Regeling van de Minister van Sociale Zaken en Werkgelegenheid van 24 april 2012, nr. IVV/LZW/2012/5099, tot wijziging van de Regeling inkomen kinderbijslag 1997 in verband met wijziging van het vrijgestelde inkomen uit vakantiewerk

De Minister van Sociale Zaken en Werkgelegenheid,

Gelet op artikel 41 van de Algemene Kinderbijslagwet;

Besluit:

ARTIKEL I

De Regeling inkomen kinderbijslag 1997 wordt als volgt gewijzigd:

A

In artikel 3 wordt ‘Netto-inkomen tot een totaalbedrag van € 1250,–’ vervangen door ‘Netto-inkomen tot een totaalbedrag van € 1300,–’ en wordt ‘worden’ vervangen door: wordt.

B

In artikel 4 wordt ‘artikelen 7, vijfde lid,’ vervangen door: artikelen 7, tiende lid,.

ARTIKEL II

Deze regeling treedt in werking met ingang van de dag na de datum van uitgifte van de Staatscourant waarin zij wordt geplaatst.

Deze regeling zal met de toelichting in de Staatscourant worden geplaatst.

Den Haag, 24 april 2012

De Minister van Sociale Zaken en Werkgelegenheid, H.G.J. Kamp.

TOELICHTING

Artikel I, onderdeel A

Bij de vaststelling van het recht op en de hoogte van het bedrag aan kinderbijslag voor een kind, wordt bezien in welke mate een kind door een verzekerde wordt onderhouden (artikel 7, vierde en vijfde lid, van de Algemene Kinderbijslagwet (AKW)). Hierbij wordt rekening gehouden met het inkomen van dat kind (artikel 7, vierde lid, onderdeel a, van de AKW).

In artikel 1 van de Regeling inkomen kinderbijslag 1997 (hierna: regeling) is bepaald wat in dat verband onder het inkomen van het kind moet worden verstaan. Het gaat om alle inkomsten uit arbeid na aftrek van eventueel verschuldigde loonbelasting, premies volksverzekeringen en werknemersverzekeringen die in een kwartaal betaald of verrekend zijn, ter beschikking zijn gesteld, rentedragend zijn geworden of vorderbaar en tevens inbaar zijn geworden, die dat kind toekomen of ter beschikking worden gesteld alsmede om inkomsten uit arbeid in natura.

Op dat inkomen mogen de inkomsten die het kind met vakantiewerk tijdens de zomermaanden verwerft tot een bepaald bedrag in mindering worden gebracht. In artikel 3 van de regeling is namelijk bepaald dat tot een bepaald totaalbedrag netto-inkomen dat het kind tijdens de zomervakantie uit arbeid verwerft voor zover deze arbeid niet voor een langere periode ook buiten de zomervakantie wordt verricht en mits deze arbeid geen deel uitmaakt van de studie of beroepsopleiding die dat kind volgt, niet als inkomen wordt aangemerkt.

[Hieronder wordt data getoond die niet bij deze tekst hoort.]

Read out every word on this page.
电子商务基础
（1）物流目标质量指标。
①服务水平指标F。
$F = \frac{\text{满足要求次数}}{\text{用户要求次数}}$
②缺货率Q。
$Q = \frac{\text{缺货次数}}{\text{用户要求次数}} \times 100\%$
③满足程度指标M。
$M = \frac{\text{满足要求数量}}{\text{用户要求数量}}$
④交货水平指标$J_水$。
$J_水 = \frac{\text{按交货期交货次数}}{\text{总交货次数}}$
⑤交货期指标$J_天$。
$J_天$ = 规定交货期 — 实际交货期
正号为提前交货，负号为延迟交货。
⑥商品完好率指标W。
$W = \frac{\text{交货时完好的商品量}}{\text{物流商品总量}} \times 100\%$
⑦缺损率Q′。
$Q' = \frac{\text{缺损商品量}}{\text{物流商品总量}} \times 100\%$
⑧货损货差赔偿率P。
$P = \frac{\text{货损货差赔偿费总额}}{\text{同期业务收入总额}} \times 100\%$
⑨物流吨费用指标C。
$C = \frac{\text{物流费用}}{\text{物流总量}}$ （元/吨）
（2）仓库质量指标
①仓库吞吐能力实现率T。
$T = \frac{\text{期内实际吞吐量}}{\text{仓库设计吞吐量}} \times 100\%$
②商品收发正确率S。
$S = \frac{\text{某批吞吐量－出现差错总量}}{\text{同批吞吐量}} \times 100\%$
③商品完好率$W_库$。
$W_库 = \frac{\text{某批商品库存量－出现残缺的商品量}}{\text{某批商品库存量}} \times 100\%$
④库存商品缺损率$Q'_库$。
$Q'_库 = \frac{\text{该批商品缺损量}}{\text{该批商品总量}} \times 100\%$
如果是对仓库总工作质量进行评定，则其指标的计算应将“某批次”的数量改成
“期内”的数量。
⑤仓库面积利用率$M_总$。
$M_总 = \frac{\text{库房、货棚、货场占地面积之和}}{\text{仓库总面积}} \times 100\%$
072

Dat inkomen heeft dus geen invloed op het recht op kinderbijslag.

Het in artikel 3 van de regeling genoemde vrijgestelde bedrag komt overeen met het netto-minimumloon (bruto-minimumloon minus loonheffing) voor een alleenstaande van 23 jaar en ouder over de maand januari van het jaar. Om het bedrag van de vrijstelling gemakkelijker hanteerbaar te maken, vindt een rekenkundige afronding plaats op een veelvoud van € 50,–. Dit betekent dat bedragen tot € 25,– naar beneden en bedragen van € 25,– en meer naar boven worden afgerond.

In 2010 en 2011 bedroeg de vrijstelling € 1250,–. Het netto-minimumloon voor een alleenstaande van 23 jaar en ouder bedroeg op 1 januari 2012 € 1280,90. Afgerond bedraagt de vrijstelling voor 2012 derhalve € 1300,–.

Artikel I, onderdeel B

Dit betreft een technische aanpassing.

Artikel II

In de inwerkingtredingsbepaling van deze regeling wordt afgeweken van de in de Aanwijzingen voor de regelgeving (Ar 174) opgenomen vaste verandermomenten van 1 januari, 1 april, 1 juli of 1 oktober. De noodzaak om de regeling eerder in werking te laten treden dan 1 juli 2012 is gelegen in het feit dat de zomervakantie voor 1 juli 2012 begint. Bovendien is het van belang dat het bedrag tijdig wordt bekendgemaakt.

De Minister van Sociale Zaken en Werkgelegenheid, H.G.J. Kamp.